Full Results Released from Phase III Trial Comparing Five-Day and Seven-Day Treatment of FACTIVE(R) Tablets for Community-Acquired Pneumonia FACTIVE demonstrates high rates of clinical success against CAP (PressMethod) - Data from the study of Oscient Pharmaceuticals' (Nasdaq: OSCI - News) FDA-approved fluoroquinolone antibiotic, FACTIVE® (gemifloxacin mesylate) tablets, for the potential five-day treatment of mild to moderate community-acquired pneumonia (CAP) is being presented in a poster at the Second International Conference on Community-Acquired Pneumonia (ISC-CAP 2005) in Montreal, Canada. In a non-inferiority Phase III trial, a five-day course of therapy with FACTIVE was shown to be as effective as the FDA-approved seven-day course of treatment, with both arms displaying excellent clinical response rates. Further, data showed that the bacteriological and radiologic success rates with five days of therapy were also non-inferior to the success rates with seven days of therapy.
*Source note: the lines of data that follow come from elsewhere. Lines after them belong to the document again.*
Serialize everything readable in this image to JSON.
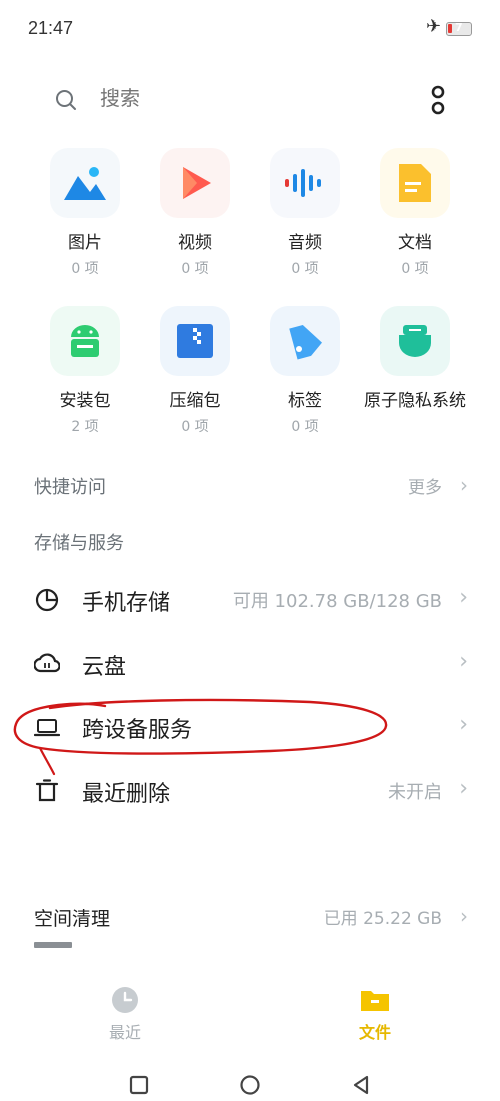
{
  "status_bar": {
    "time": "21:47",
    "battery": "7",
    "airplane_icon": "airplane-icon"
  },
  "search": {
    "placeholder": "搜索"
  },
  "categories": [
    {
      "label": "图片",
      "count": "0 项",
      "icon": "image-icon"
    },
    {
      "label": "视频",
      "count": "0 项",
      "icon": "video-icon"
    },
    {
      "label": "音频",
      "count": "0 项",
      "icon": "audio-icon"
    },
    {
      "label": "文档",
      "count": "0 项",
      "icon": "document-icon"
    },
    {
      "label": "安装包",
      "count": "2 项",
      "icon": "android-package-icon"
    },
    {
      "label": "压缩包",
      "count": "0 项",
      "icon": "archive-icon"
    },
    {
      "label": "标签",
      "count": "0 项",
      "icon": "tag-icon"
    },
    {
      "label": "原子隐私系统",
      "count": "",
      "icon": "privacy-system-icon"
    }
  ],
  "quick_access": {
    "title": "快捷访问",
    "more": "更多"
  },
  "storage": {
    "title": "存储与服务",
    "items": [
      {
        "label": "手机存储",
        "right": "可用 102.78 GB/128 GB",
        "icon": "pie-chart-icon"
      },
      {
        "label": "云盘",
        "right": "",
        "icon": "cloud-icon"
      },
      {
        "label": "跨设备服务",
        "right": "",
        "icon": "laptop-icon"
      },
      {
        "label": "最近删除",
        "right": "未开启",
        "icon": "trash-icon"
      }
    ]
  },
  "cleanup": {
    "title": "空间清理",
    "used": "已用 25.22 GB"
  },
  "bottom_nav": {
    "recent": "最近",
    "files": "文件"
  },
  "colors": {
    "accent": "#f5c400",
    "annotation_red": "#d01818",
    "muted_text": "#a7adb2"
  }
}
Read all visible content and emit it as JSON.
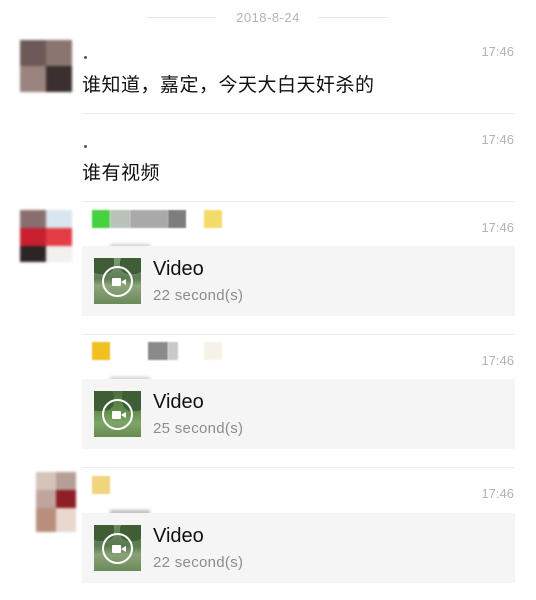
{
  "date_separator": "2018-8-24",
  "messages": [
    {
      "type": "text",
      "sender_mark": ".",
      "time": "17:46",
      "text": "谁知道，嘉定，今天大白天奸杀的"
    },
    {
      "type": "text",
      "sender_mark": ".",
      "time": "17:46",
      "text": "谁有视频"
    },
    {
      "type": "video",
      "time": "17:46",
      "video_label": "Video",
      "duration": "22 second(s)"
    },
    {
      "type": "video",
      "time": "17:46",
      "video_label": "Video",
      "duration": "25 second(s)"
    },
    {
      "type": "video",
      "time": "17:46",
      "video_label": "Video",
      "duration": "22 second(s)"
    }
  ],
  "icons": {
    "video_thumbnail_play": "video-camera-icon",
    "avatar": "pixelated-avatar"
  },
  "colors": {
    "background": "#ffffff",
    "card": "#f5f5f5",
    "time": "#b2b2b2",
    "divider": "#ececec",
    "duration": "#8c8c8c"
  }
}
"More and more, we are seeing the benefits of using a short course of antibiotic therapy to treat respiratory tract infections," stated Thomas File, M.D., Professor of Internal Medicine, Northwestern Ohio Universities College of Medicine and first author on the poster. "Conventional wisdom in the infectious diseases community is shifting to use the most potent agent within an antimicrobial class and to use shorter courses of therapy for infections such as community-acquired pneumonia. These encouraging data support the potential use of FACTIVE, the most potent agent (in vitro) in its class, for the five-day treatment of CAP."
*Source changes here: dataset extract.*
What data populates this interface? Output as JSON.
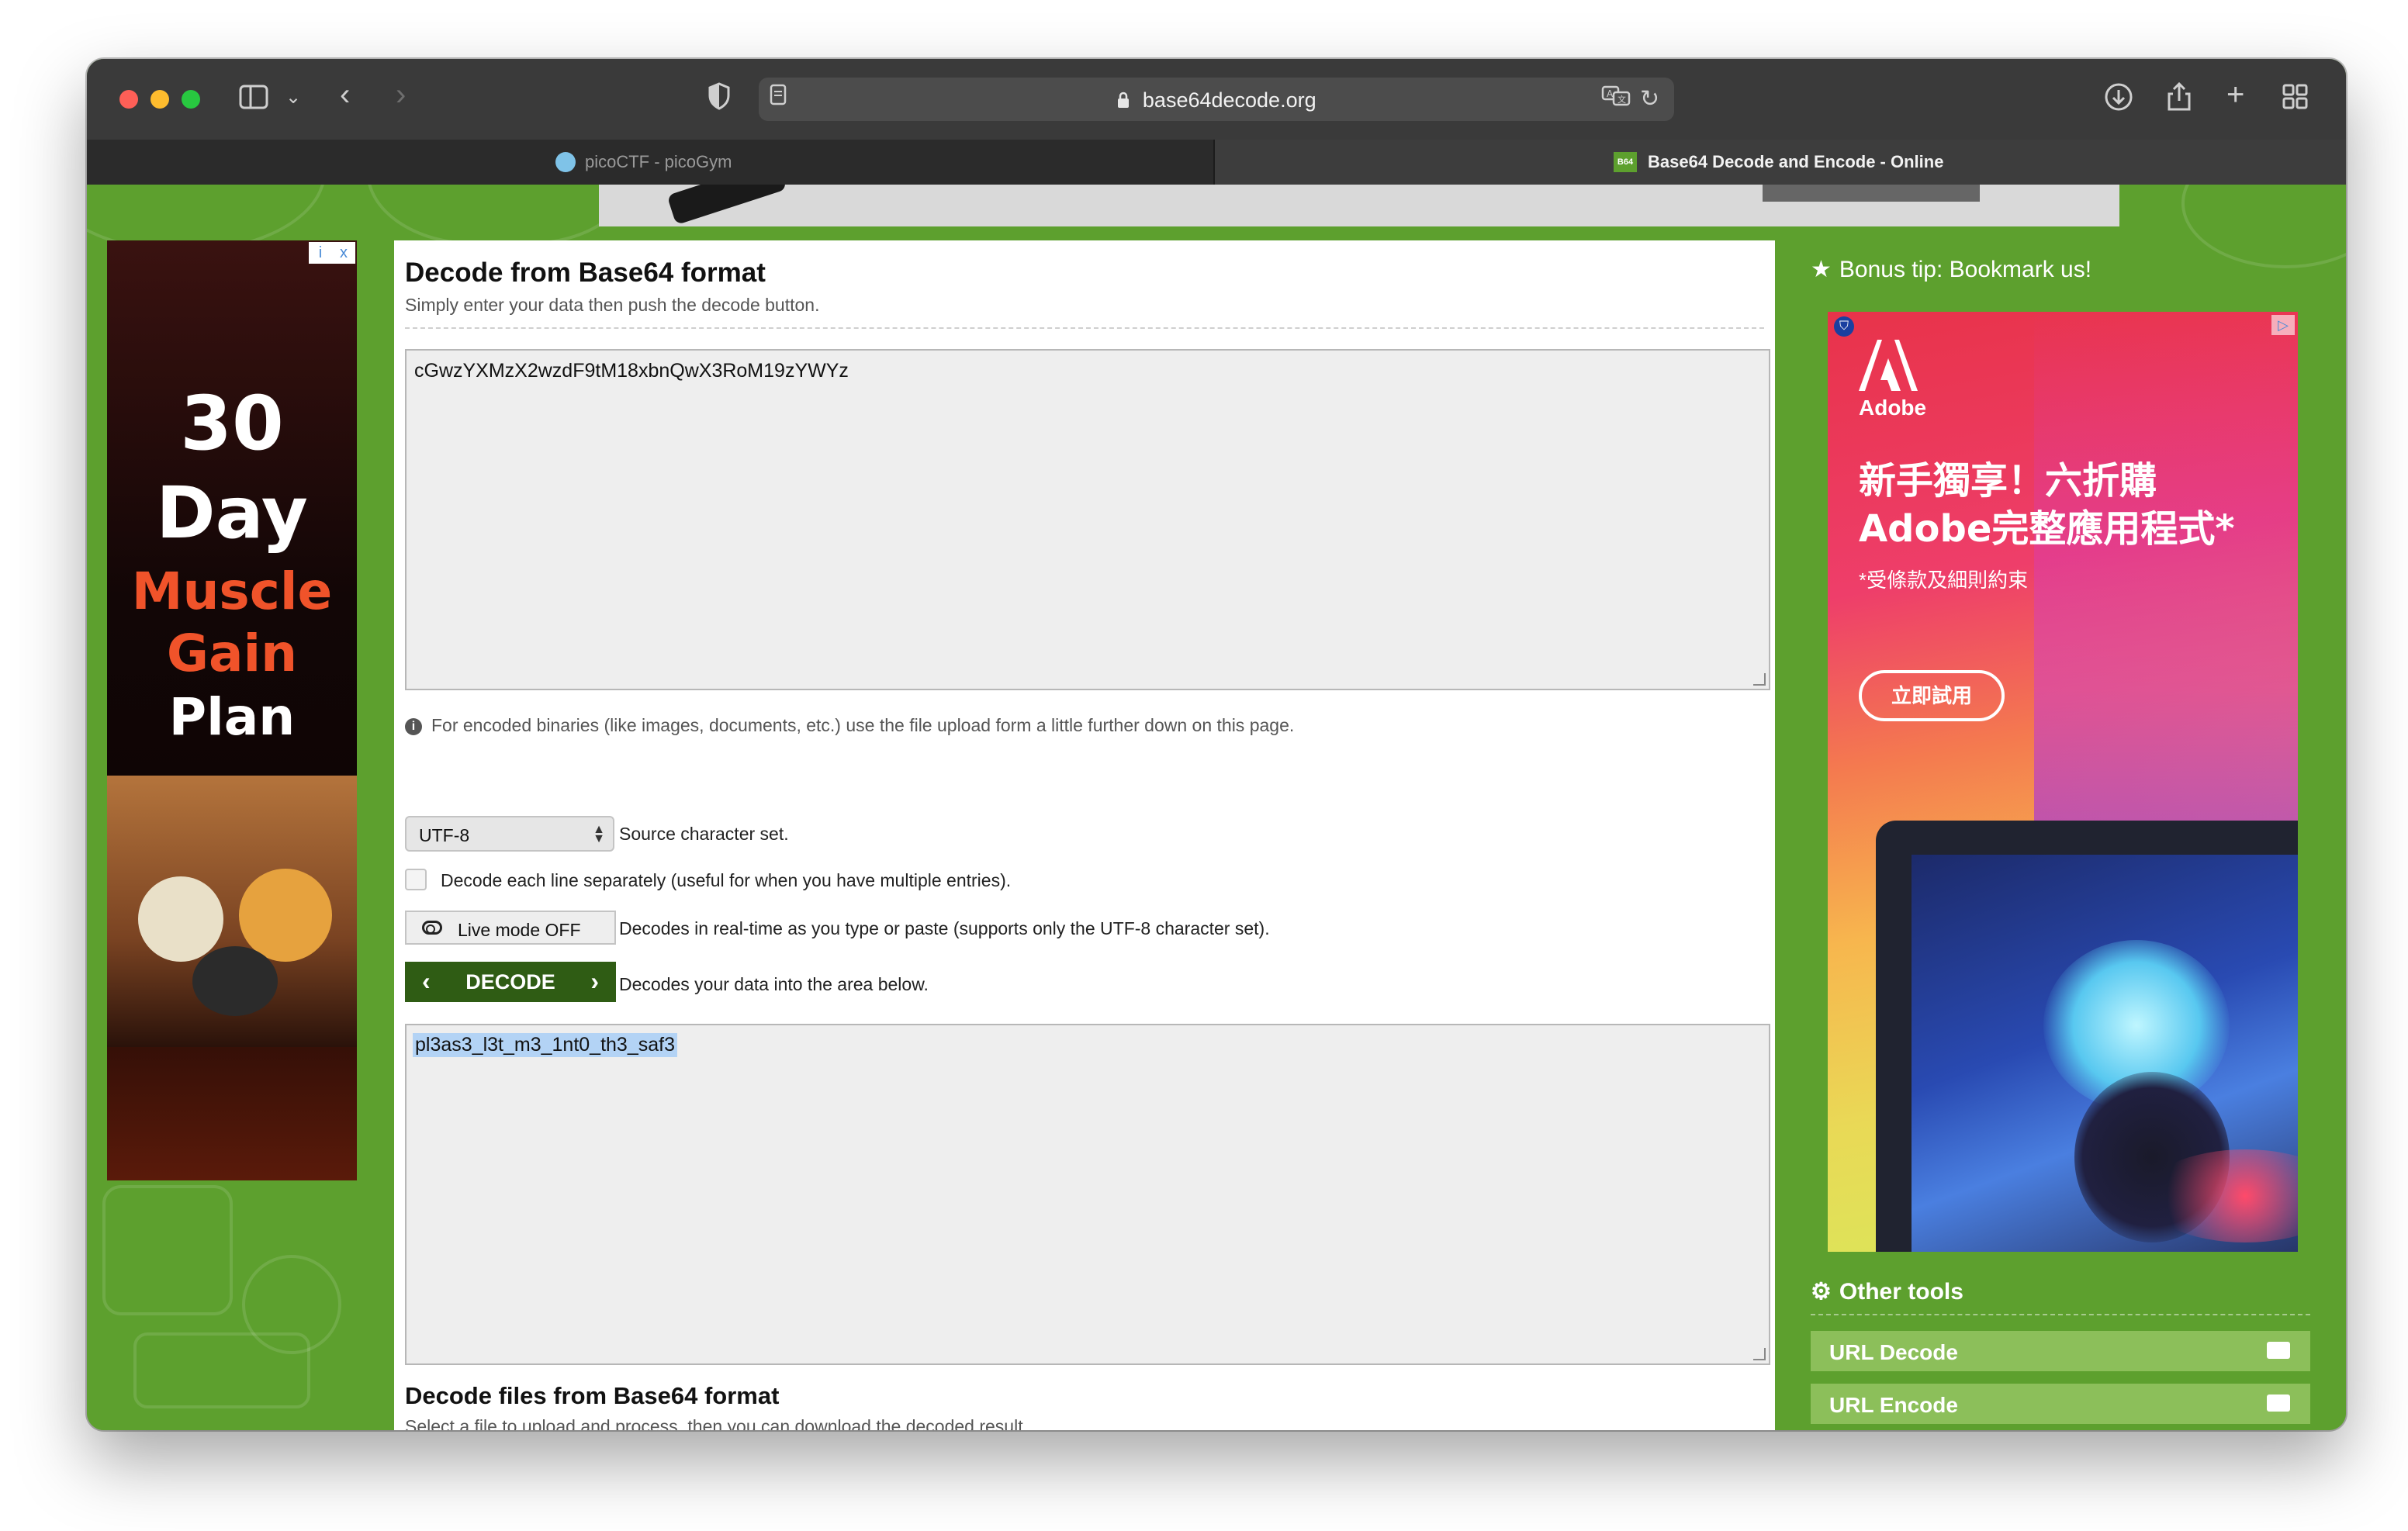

The multicenter, double-blind study enrolled 510 patients with CAP, with 468 patients comprising the per protocol group. Investigators measured clinical and bacteriological response at end of therapy as well as clinical, bacteriological and radiologic response at follow-up (two to three weeks post therapy). Clinical response at follow-up, the primary endpoint, in the per protocol group was 95% for the five-day treatment arm and 92% for the seven-day treatment arm (95% CI: -1.46, 7.47), demonstrating non-inferiority between the two groups. Further, clinical response at end of therapy in the per protocol group was 96% for the five-day group and 96% for the seven-day group (95% CI: -3.85, 3.42). The study also yielded encouraging results for bacteriological response. Bacteriological response in the per protocol population was 91% for the five-day and seven-day groups at follow-up (95% CI: -6.84, 8.03) and 94% for the five-day group and 96% for the seven-day group (95% CI: -8.27, 3.25) at end of therapy. The study demonstrated radiologic response at follow-up in the per protocol population of 98% for the five-day arm and 95% for the seven-day arm (95% CI: -0.01, 7.42).
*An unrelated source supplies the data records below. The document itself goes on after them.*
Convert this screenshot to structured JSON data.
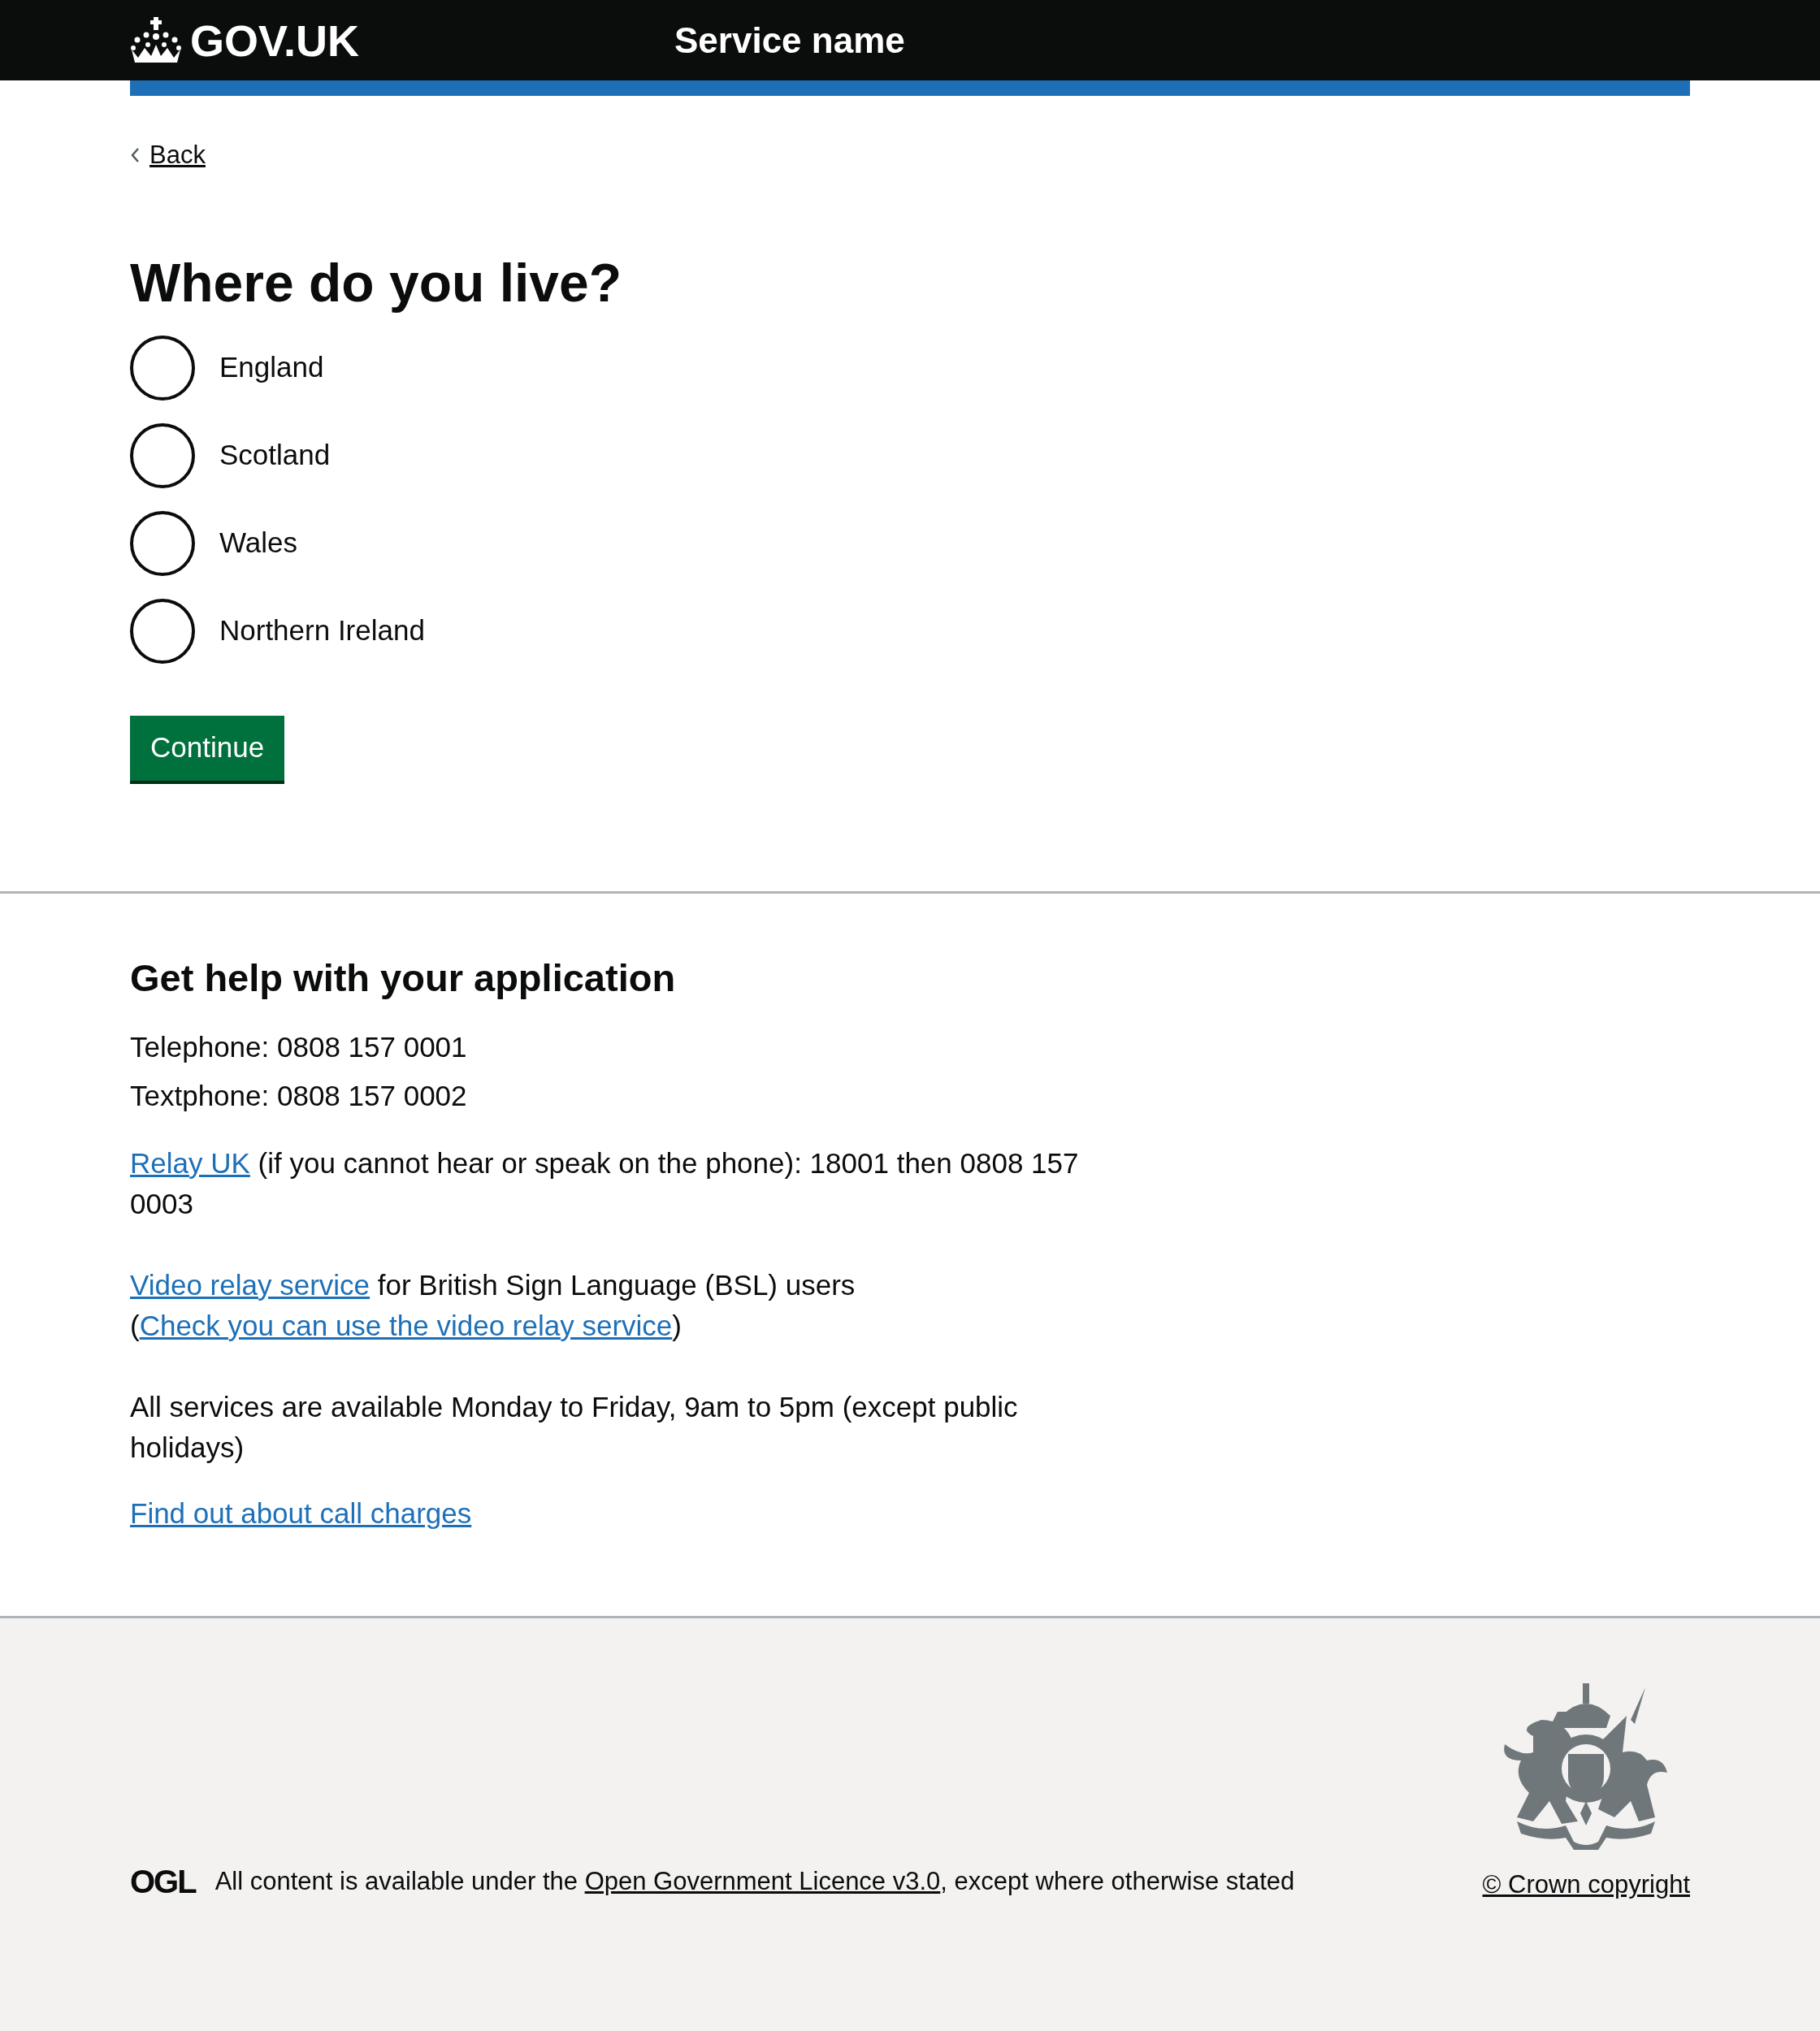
{
  "header": {
    "logo_text": "GOV.UK",
    "service_name": "Service name"
  },
  "back_link": "Back",
  "question": {
    "title": "Where do you live?",
    "options": [
      {
        "label": "England",
        "selected": false
      },
      {
        "label": "Scotland",
        "selected": false
      },
      {
        "label": "Wales",
        "selected": false
      },
      {
        "label": "Northern Ireland",
        "selected": false
      }
    ]
  },
  "continue_button": "Continue",
  "help": {
    "title": "Get help with your application",
    "contact_lines": [
      "Telephone: 0808 157 0001",
      "Textphone: 0808 157 0002"
    ],
    "paragraphs": [
      [
        {
          "kind": "link",
          "text": "Relay UK"
        },
        {
          "kind": "text",
          "text": " (if you cannot hear or speak on the phone): 18001 then 0808 157 0003"
        }
      ],
      [
        {
          "kind": "link",
          "text": "Video relay service"
        },
        {
          "kind": "text",
          "text": " for British Sign Language (BSL) users ("
        },
        {
          "kind": "link",
          "text": "Check you can use the video relay service"
        },
        {
          "kind": "text",
          "text": ")"
        }
      ],
      [
        {
          "kind": "text",
          "text": "All services are available Monday to Friday, 9am to 5pm (except public holidays)"
        }
      ]
    ],
    "charges_link": "Find out about call charges"
  },
  "footer": {
    "licence": [
      {
        "kind": "text",
        "text": "All content is available under the "
      },
      {
        "kind": "link",
        "text": "Open Government Licence v3.0"
      },
      {
        "kind": "text",
        "text": ", except where otherwise stated"
      }
    ],
    "ogl_logo": "OGL",
    "copyright": "© Crown copyright"
  }
}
FACTIVE was well-tolerated in the study, with a low withdrawal rate due to adverse events: 1.2% for the five-day group and 2.0% for the seven-day group. The most common adverse event reported was a laboratory finding of elevated liver enzymes (increased ALT and increased AST). Analysis of all ALT/AST values demonstrated no association between the increase in these laboratory findings and treatment with FACTIVE and, importantly, no patients displayed heptatotoxic effects. In addition, the rate of drug-related rash in both treatment groups was low: 0.4% for the five-day arm and 2.8% for the seven-day arm. There were no withdrawals due to rash.
"We are encouraged by the full results of this trial as we work to file a supplemental New Drug Application (sNDA) for this claim with the FDA by the end of this year," stated Steven M. Rauscher, President and CEO of Oscient Pharmaceuticals. "Moving to a five-day course of therapy for CAP to supplement the existing five-day treatment indication for acute bacterial exacerbations of chronic bronchitis would position FACTIVE as the most potent short-course treatment option for physicians in treating these two serious conditions."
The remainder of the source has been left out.